Saturday, January 15, 2022

Book reports...

Having finished re-reading The Number of the Beast and concluding that it is, indeed, Heinlein's second weakest effort, I went on and re-read The Rolling Stones. I'd only read it once before, probably twenty years ago at least, and it held up well as a story.

Sociologically in some respects it was very much a Fifties Y.A. novel, in that the protagonist twins have a bratty savant of a younger brother and a boy-crazy sister hoping to snag a beau from among the spacemen they encounter, but they also have an iron-willed MD for a mom and a grandma who's an ex revolutionary from the Luna rebellion.

The book was published five years before Sputnik and nearly a decade before Gagarin's flight, so Heinlein's imagining a future Earth with only three radio satellites and a space station is forgivable, as are scenes of people calculating trajectories with slide rules; almost nobody predicted the ubiquity of computers and Arthur C. Clarke had only floated the idea of radio relay satellites a handful of years earlier. 

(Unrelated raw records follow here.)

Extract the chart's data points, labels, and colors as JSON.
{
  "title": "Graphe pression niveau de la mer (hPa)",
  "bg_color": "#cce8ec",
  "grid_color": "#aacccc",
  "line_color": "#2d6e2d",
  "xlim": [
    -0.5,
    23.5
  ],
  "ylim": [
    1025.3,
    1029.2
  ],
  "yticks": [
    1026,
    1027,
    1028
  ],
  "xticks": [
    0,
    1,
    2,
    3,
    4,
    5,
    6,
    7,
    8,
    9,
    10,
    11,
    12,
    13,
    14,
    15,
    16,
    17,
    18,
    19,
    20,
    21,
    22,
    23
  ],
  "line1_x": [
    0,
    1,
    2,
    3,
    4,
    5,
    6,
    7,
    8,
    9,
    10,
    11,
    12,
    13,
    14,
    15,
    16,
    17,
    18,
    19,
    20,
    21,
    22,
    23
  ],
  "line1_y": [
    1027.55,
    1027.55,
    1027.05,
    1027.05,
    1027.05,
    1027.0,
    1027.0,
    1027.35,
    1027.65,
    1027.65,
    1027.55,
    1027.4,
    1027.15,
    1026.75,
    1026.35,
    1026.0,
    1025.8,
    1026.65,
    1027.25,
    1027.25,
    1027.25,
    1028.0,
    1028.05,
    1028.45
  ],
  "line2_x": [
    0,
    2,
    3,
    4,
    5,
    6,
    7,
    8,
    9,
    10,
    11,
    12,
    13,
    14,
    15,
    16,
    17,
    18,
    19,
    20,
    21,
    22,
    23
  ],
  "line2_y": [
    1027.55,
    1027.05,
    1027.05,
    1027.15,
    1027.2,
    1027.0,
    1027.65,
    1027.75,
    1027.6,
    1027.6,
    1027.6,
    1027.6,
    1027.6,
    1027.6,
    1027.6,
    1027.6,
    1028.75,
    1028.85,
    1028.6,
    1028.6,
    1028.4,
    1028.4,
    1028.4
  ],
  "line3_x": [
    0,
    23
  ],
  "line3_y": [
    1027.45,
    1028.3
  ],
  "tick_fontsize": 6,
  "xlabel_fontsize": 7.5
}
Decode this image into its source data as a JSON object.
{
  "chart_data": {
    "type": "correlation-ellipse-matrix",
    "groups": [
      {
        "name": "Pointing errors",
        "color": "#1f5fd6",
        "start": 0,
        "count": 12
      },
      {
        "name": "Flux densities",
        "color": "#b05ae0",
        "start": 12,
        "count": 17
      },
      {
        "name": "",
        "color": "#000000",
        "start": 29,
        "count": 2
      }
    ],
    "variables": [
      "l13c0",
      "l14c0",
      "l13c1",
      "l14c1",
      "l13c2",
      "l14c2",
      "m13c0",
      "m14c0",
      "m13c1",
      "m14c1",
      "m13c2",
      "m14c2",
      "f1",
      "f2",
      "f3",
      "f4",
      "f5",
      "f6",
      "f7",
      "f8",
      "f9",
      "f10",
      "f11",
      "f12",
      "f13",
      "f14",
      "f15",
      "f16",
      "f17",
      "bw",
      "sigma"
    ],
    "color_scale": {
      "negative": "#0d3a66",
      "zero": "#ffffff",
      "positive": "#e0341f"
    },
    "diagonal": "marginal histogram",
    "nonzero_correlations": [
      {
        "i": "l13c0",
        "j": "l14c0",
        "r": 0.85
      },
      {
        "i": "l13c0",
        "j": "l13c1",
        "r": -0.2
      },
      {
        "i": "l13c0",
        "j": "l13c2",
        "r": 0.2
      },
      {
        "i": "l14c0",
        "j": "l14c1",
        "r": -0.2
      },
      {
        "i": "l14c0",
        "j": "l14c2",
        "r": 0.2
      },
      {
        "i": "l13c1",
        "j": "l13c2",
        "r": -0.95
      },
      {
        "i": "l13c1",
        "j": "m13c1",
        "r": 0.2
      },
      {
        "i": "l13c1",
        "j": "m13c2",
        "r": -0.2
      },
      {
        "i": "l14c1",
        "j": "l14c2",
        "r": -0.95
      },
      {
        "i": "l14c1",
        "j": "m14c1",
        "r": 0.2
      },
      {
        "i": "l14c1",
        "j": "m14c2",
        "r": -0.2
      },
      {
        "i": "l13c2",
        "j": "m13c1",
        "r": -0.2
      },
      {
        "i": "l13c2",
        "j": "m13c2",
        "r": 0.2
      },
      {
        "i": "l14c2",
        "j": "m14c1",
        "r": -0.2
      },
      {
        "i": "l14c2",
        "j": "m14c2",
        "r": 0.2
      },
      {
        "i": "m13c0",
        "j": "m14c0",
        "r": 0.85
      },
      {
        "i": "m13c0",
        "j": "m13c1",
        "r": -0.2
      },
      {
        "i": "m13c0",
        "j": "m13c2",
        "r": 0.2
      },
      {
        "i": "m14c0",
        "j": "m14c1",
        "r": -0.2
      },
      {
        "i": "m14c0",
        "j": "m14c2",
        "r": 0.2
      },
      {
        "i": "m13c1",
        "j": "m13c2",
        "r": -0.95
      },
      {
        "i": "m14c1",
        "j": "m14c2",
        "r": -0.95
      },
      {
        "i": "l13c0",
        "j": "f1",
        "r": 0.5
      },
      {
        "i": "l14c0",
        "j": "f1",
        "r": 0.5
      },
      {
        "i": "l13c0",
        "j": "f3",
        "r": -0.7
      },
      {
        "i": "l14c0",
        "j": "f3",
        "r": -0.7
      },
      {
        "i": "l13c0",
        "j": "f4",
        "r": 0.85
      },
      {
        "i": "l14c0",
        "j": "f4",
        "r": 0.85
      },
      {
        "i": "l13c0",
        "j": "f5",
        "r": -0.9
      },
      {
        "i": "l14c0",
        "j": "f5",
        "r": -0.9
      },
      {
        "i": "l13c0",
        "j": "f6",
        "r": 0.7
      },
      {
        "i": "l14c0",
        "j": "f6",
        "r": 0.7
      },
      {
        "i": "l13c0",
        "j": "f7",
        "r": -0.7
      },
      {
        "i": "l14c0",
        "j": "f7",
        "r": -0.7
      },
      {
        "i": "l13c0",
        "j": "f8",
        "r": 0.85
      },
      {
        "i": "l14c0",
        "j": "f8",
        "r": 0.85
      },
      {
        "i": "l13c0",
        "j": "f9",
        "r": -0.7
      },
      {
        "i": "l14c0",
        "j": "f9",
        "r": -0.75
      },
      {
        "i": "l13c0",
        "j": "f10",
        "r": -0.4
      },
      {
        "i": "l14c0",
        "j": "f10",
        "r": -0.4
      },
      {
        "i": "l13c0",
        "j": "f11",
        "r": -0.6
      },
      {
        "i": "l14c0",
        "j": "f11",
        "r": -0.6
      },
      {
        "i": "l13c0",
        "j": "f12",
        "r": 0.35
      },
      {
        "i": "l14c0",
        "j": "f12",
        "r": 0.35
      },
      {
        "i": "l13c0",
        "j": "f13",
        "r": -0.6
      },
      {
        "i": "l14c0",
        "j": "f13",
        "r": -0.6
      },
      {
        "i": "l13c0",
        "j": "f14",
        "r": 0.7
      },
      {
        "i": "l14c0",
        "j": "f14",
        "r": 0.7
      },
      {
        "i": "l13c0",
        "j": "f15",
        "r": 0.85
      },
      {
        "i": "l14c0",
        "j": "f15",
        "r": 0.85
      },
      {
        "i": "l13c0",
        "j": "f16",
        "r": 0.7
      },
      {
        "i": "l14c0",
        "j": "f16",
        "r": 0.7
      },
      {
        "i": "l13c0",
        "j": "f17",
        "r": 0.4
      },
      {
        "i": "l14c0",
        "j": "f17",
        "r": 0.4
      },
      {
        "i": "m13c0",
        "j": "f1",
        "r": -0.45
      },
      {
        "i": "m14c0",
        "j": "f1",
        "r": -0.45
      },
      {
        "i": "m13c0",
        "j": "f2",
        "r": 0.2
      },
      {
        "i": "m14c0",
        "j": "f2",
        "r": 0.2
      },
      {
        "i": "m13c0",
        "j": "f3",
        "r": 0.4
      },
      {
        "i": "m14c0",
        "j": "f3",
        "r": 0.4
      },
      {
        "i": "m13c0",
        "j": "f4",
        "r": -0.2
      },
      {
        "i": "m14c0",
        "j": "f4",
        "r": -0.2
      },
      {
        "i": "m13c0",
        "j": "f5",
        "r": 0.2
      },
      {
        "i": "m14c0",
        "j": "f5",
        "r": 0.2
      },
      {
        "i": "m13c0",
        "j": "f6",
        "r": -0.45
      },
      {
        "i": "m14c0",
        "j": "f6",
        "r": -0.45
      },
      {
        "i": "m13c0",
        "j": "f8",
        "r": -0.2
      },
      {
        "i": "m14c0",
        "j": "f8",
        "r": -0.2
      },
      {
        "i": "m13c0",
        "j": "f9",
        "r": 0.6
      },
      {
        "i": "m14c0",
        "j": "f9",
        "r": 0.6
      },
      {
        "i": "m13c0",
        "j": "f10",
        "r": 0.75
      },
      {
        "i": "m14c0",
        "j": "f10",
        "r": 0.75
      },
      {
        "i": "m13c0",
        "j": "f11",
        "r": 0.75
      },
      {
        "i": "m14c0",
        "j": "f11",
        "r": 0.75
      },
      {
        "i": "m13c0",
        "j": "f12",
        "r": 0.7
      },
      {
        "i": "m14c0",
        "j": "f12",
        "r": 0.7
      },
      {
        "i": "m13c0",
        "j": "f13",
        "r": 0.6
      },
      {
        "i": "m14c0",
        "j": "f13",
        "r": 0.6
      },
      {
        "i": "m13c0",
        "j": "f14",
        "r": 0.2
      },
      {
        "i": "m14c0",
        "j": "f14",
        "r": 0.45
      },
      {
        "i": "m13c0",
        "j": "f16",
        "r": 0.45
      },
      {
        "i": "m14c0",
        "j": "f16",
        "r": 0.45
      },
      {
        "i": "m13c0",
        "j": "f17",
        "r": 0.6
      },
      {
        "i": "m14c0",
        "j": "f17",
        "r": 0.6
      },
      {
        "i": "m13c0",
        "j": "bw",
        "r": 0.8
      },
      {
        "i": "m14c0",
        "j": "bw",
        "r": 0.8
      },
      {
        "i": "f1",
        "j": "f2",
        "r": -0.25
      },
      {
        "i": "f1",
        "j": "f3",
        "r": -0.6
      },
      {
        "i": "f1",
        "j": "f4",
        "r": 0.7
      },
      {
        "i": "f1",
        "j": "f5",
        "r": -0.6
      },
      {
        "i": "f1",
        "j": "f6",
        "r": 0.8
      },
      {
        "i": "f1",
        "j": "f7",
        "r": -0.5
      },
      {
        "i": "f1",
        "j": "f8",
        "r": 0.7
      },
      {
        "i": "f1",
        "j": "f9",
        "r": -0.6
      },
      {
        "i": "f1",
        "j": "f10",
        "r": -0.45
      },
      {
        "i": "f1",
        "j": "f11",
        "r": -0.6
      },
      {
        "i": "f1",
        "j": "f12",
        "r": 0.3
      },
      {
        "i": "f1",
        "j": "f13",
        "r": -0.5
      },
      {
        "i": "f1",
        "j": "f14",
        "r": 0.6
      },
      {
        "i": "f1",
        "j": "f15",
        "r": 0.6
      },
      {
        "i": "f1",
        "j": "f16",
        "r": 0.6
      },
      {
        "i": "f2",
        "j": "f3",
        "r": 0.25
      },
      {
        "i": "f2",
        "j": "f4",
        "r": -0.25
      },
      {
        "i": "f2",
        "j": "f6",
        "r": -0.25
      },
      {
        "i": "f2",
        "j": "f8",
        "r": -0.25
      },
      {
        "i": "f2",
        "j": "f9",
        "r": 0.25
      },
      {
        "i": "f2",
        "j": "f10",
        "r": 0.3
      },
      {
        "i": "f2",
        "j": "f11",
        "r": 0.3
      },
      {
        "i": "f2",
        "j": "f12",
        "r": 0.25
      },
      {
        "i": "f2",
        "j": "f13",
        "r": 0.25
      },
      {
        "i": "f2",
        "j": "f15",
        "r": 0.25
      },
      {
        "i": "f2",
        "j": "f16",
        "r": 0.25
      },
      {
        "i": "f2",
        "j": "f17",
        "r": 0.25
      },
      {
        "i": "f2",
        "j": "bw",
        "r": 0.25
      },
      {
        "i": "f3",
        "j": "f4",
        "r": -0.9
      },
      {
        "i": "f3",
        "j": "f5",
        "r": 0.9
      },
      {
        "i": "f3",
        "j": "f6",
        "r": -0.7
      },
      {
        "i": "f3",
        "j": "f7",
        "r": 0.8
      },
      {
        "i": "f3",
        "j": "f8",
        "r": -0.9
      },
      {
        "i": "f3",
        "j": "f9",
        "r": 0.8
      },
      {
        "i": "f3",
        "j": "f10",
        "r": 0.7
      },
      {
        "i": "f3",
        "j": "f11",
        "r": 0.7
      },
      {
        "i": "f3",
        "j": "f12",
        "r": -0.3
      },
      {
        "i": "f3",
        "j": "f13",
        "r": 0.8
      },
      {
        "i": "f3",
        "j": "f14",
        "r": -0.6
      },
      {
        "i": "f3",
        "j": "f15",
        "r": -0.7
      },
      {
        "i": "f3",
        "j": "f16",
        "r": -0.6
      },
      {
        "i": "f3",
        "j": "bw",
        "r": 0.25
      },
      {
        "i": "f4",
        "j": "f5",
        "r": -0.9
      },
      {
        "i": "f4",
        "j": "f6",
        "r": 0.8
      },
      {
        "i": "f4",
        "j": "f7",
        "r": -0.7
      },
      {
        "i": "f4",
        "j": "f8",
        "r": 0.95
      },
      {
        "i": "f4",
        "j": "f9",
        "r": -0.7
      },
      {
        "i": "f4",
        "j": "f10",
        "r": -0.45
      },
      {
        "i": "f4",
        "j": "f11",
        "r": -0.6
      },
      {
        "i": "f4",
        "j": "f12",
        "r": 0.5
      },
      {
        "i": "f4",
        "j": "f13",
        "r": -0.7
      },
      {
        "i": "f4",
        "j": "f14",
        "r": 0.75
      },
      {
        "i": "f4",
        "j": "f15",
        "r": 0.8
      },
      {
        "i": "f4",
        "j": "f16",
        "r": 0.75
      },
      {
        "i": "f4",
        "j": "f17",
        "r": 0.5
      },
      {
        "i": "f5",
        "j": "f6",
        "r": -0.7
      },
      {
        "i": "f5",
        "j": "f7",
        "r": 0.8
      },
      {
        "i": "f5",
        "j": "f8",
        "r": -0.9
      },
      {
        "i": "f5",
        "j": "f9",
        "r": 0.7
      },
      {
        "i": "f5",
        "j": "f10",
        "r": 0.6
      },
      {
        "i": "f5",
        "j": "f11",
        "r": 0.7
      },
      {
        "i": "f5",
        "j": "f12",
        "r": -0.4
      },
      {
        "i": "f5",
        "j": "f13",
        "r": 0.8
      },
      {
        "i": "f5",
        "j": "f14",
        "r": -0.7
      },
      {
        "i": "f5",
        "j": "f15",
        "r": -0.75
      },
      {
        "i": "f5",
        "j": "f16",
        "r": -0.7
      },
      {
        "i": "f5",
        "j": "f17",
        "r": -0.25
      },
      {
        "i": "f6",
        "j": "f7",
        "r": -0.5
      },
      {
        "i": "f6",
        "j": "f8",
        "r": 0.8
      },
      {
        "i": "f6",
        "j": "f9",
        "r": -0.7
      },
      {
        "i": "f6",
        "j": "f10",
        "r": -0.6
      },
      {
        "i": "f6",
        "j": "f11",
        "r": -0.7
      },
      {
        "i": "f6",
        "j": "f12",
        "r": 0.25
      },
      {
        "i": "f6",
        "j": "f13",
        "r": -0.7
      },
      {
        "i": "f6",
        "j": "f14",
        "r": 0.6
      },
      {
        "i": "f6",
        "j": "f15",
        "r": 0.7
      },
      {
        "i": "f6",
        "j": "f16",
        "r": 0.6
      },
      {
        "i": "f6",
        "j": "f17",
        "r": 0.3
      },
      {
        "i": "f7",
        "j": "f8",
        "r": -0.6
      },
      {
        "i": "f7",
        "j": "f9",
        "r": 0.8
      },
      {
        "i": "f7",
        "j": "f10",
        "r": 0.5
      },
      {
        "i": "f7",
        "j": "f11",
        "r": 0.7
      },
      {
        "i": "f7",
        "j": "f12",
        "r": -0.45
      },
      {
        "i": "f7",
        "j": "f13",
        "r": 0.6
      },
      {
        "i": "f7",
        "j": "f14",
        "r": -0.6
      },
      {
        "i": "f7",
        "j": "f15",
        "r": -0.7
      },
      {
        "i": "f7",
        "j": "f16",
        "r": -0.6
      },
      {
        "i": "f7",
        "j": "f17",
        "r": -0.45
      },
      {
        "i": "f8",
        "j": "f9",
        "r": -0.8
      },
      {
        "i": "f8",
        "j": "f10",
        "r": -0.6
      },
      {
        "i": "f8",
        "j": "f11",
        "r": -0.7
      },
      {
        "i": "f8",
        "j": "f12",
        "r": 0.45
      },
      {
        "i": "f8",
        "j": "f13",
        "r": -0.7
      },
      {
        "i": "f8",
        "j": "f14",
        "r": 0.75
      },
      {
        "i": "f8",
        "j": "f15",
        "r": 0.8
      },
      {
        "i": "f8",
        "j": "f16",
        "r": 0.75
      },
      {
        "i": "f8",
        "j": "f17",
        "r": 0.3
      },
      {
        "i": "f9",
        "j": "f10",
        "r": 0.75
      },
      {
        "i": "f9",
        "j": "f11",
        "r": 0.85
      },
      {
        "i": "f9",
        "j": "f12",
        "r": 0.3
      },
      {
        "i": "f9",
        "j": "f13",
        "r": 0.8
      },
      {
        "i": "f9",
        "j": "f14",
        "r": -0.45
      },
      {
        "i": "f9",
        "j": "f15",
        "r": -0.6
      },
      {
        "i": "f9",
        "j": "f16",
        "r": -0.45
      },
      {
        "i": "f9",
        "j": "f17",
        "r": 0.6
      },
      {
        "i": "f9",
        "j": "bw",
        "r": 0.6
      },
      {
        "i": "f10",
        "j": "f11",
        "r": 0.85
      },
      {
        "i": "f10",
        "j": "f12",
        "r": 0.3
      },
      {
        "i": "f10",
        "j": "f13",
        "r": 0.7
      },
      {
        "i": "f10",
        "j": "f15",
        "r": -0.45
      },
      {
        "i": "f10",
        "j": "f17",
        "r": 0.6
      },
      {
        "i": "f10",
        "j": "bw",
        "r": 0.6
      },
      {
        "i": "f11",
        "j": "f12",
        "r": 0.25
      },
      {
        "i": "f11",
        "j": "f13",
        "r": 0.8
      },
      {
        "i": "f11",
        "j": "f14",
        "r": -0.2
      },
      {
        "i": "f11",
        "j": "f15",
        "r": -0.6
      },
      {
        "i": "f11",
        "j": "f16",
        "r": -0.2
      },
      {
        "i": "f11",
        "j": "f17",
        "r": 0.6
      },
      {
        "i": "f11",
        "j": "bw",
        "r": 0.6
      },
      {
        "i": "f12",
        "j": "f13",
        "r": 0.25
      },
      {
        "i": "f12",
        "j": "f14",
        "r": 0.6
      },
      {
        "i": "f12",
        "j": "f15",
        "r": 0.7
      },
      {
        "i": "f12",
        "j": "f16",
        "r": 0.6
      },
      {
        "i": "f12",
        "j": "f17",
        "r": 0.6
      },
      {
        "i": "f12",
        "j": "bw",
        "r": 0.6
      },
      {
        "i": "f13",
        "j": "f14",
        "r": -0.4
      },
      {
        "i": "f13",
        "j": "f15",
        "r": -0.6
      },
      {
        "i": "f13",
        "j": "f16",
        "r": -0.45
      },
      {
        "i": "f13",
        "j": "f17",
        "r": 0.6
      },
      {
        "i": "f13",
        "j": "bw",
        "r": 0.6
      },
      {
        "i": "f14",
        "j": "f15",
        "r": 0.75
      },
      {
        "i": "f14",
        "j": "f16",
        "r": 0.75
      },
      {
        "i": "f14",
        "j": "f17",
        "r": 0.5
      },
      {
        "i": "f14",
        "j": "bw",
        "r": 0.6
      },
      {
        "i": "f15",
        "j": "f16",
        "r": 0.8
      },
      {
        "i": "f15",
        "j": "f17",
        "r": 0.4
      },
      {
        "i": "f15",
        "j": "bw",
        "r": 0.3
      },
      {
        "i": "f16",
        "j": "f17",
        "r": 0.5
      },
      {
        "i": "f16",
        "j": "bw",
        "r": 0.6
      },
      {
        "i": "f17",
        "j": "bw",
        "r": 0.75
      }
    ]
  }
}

On the other hand, its descriptions of life in lunar or micro gravity are way ahead of their time, and his description of anarchic Belter society predated even Niven's Known Space stories, to say nothing of The Expanse. It wouldn't be out of line to credit this novel as being the origin point for the entire trope of Belter society as a polyglot anarcholibertarian mining frontier one.

Definitely a keeper.

Oh, yeah...The Rolling Stones inspired tribbles, too.